Would you like more choice about your healthcare and schools? The government wants to open up our public services – but we must make sure that these choices are meaningful ones.
While so much airtime last week taken up with tales of ambient pasties and the fear of a potential fuel crisis, you could be forgiven for missing the government’s update on its plans to open up public services.
This is planned to ensure that public services, like schools and hospitals, work better for everyone.
What is an open public service?
We all engage with a range of public services in our daily lives – from refuse collection to hospitals, street-lighting to secondary schools.
The Open Public Services agenda is described by the government as a move towards treating people more ‘like grown-ups’ – giving us more choice and control over the services we use and better information to help us choose between them.
The communities we live in should also have a much stronger voice – rather than being limited too much by central or local government.
Rather than just getting what we’re given, it’s an opportunity for users of public services (i.e. all of us!) to ask for what we want. For example, in social care some people already receive direct payments to buy the care services that suit them best, rather than having them arranged by the local council. It’s an idea that has caught on in health too – with personal health budgets being piloted this year.
Demanding more from public services
The argument is that services will provide a better standard of service and be more productive if they focus on what users need. Competition for our custom between a wide range of providers will ensure that we get more choice and that services react better to meet those needs.
In practice, the government is working on a number of ideas to make this a reality. For example, pilots will be taking place this year on allowing people more choice over their GP, rather than being tied to one near where they live.

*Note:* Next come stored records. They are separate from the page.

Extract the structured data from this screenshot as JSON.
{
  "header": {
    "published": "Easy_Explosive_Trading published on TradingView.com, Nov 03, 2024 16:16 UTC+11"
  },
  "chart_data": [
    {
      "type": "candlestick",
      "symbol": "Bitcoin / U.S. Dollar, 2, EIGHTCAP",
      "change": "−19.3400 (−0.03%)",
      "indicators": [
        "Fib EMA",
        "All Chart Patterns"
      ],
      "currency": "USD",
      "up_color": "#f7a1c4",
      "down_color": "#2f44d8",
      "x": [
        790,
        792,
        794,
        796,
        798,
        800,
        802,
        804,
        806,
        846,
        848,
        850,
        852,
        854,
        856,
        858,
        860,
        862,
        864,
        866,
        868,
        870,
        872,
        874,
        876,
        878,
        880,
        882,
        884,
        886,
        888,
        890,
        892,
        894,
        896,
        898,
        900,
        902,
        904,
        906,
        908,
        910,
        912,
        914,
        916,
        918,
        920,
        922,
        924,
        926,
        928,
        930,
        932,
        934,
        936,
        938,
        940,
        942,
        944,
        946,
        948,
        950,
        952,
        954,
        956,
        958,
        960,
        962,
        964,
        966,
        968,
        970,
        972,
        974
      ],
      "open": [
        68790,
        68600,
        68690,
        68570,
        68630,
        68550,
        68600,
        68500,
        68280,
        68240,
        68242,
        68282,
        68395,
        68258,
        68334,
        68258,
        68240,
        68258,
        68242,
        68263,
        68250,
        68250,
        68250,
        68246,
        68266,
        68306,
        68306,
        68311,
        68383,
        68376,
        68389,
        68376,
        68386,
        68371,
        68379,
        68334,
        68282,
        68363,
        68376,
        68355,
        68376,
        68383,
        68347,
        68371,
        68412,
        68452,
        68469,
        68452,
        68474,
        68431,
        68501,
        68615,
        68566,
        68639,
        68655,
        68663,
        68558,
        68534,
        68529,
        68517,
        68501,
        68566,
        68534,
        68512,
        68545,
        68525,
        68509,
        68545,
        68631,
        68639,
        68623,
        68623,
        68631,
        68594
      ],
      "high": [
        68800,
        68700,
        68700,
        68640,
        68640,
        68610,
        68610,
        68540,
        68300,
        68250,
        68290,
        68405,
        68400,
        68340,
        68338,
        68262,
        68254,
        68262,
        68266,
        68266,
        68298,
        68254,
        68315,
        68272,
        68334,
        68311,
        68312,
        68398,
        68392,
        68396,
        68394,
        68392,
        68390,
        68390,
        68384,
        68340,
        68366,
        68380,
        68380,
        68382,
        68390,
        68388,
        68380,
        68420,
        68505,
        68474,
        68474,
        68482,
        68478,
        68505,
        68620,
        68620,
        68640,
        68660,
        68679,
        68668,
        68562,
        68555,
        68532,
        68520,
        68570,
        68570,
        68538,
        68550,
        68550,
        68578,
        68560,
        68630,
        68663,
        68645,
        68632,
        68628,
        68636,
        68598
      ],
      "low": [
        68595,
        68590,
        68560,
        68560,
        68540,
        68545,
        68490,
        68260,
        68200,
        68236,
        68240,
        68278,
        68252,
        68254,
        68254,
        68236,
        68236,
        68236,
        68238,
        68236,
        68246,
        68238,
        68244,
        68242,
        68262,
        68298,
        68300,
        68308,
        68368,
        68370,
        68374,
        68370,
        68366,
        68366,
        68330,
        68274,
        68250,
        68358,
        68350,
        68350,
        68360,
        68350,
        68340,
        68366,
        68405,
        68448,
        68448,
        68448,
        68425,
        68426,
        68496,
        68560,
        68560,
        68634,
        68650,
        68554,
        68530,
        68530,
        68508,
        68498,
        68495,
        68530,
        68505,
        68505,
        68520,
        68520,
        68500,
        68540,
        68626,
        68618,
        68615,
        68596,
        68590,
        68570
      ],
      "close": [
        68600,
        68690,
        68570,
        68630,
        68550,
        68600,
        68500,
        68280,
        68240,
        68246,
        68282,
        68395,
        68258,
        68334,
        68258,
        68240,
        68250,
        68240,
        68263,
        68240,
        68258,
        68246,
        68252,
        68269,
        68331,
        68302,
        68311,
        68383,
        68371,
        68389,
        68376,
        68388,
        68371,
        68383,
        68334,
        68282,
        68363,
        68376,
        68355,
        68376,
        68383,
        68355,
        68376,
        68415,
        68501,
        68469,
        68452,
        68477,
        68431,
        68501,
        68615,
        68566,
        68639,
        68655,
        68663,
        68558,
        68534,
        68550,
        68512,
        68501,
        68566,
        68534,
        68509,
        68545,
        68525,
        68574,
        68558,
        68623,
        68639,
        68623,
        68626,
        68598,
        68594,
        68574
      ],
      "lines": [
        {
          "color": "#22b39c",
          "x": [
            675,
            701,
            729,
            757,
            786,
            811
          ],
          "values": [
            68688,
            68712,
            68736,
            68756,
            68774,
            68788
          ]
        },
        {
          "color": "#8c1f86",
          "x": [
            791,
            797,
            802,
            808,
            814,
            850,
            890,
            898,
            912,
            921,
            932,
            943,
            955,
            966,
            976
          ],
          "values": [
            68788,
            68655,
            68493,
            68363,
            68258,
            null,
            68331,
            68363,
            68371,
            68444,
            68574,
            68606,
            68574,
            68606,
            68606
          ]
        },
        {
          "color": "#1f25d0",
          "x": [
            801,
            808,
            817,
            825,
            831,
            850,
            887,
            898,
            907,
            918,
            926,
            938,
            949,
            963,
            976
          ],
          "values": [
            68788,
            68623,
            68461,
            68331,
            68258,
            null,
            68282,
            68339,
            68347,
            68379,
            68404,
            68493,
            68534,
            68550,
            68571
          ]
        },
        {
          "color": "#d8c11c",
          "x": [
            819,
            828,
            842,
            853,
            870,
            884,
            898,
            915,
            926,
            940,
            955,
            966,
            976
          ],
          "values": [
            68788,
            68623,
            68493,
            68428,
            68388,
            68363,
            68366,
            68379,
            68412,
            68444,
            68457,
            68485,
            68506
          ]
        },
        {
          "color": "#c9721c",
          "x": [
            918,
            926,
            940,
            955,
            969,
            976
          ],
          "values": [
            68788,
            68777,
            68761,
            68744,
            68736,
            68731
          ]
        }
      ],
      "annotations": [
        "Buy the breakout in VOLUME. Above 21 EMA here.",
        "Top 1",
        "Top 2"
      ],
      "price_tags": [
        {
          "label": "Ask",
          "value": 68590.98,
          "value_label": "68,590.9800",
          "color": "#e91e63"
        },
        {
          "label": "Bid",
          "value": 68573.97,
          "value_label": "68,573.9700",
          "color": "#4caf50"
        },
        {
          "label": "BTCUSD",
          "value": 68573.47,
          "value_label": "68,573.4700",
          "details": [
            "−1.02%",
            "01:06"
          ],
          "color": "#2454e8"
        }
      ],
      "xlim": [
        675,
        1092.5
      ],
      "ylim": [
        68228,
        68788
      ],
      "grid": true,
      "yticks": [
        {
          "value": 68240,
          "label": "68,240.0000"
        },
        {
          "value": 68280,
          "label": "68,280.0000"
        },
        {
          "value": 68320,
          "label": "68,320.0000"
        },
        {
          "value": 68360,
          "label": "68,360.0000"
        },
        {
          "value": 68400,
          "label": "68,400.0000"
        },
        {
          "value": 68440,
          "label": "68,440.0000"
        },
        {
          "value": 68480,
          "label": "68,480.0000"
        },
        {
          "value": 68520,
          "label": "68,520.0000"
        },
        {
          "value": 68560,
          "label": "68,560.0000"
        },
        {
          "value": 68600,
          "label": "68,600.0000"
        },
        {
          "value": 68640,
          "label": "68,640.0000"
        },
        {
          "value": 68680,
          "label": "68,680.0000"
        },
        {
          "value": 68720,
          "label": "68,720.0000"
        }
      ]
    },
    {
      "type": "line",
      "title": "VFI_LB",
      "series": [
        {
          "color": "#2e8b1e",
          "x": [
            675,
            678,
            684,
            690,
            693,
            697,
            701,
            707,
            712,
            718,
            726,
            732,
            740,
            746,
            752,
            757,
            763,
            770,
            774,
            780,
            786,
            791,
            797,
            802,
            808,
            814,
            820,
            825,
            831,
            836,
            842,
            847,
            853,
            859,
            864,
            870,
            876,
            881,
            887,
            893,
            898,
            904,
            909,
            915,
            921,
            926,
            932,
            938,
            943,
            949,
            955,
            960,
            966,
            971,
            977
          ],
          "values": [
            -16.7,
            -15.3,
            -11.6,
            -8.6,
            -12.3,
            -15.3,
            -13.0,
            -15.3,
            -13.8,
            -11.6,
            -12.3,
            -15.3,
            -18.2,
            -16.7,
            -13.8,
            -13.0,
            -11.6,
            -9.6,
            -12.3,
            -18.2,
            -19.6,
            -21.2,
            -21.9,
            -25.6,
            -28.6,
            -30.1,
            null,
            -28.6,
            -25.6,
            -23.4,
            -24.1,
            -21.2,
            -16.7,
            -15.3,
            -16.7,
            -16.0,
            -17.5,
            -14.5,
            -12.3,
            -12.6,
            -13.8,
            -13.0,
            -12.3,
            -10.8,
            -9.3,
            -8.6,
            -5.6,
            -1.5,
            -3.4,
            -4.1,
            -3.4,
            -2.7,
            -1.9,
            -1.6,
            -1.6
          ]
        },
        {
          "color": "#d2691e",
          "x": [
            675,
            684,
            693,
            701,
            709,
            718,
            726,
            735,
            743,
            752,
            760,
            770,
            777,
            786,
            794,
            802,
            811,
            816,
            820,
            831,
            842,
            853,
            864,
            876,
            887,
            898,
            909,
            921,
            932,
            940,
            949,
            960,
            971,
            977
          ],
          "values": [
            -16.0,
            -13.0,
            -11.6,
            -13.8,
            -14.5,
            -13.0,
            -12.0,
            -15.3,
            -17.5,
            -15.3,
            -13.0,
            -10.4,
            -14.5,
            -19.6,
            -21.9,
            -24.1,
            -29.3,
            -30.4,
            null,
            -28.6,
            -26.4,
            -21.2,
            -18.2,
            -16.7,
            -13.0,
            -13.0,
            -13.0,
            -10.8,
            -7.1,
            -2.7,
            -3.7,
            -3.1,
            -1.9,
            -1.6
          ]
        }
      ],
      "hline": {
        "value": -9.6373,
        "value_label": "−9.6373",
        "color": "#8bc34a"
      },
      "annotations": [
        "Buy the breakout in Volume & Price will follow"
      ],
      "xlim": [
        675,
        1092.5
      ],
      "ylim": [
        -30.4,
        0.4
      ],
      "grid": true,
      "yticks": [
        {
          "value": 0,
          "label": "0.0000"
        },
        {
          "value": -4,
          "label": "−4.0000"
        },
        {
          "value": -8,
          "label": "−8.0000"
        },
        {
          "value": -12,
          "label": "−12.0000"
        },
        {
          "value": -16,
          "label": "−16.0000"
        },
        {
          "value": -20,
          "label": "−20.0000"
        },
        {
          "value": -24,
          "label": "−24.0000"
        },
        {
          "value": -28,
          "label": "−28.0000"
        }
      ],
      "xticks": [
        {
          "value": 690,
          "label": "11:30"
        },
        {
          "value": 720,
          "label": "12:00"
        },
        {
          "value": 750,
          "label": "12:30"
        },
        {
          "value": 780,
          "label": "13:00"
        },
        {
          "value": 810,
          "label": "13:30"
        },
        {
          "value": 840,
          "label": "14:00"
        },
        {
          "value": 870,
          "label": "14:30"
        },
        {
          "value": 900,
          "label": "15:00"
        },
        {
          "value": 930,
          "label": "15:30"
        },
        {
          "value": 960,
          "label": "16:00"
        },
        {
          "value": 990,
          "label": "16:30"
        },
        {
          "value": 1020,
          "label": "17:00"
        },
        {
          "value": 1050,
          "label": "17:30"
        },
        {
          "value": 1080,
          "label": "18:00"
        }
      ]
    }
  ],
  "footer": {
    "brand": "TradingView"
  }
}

The government has also pledged to look at tools that might give us more power to demand the services we want. For example, they are looking at a possible new ‘right to choose’ and a campaign to let us all know what our rights are around choice.
At Which?, we want to see high quality public services available for all – so we welcome realistic steps to make services more responsive to people’s needs by putting more choice and control in their hands. But that choice must be real and meaningful and information made available a way that works for people.
What happens when things go wrong?
The government imagines that eventually it will become more of a guarantor of services than a provider – making sure that people have fair access and that basic quality standards are met. They are also looking at how to make sure that people get redress when their choice isn’t met or services don’t meet those standards. We want to see effective mechanisms to deal with people’s problems and complaints when things go wrong.
As I work on health – an area where we’ve been promised more choice for some years – I’m keen to know what your experience is of using rights like this. Have you been supported to make choices about where you receive your treatment, for example? If you didn’t get what you wanted, what would have helped you? And is choice something you even consider when you’re thinking about your health?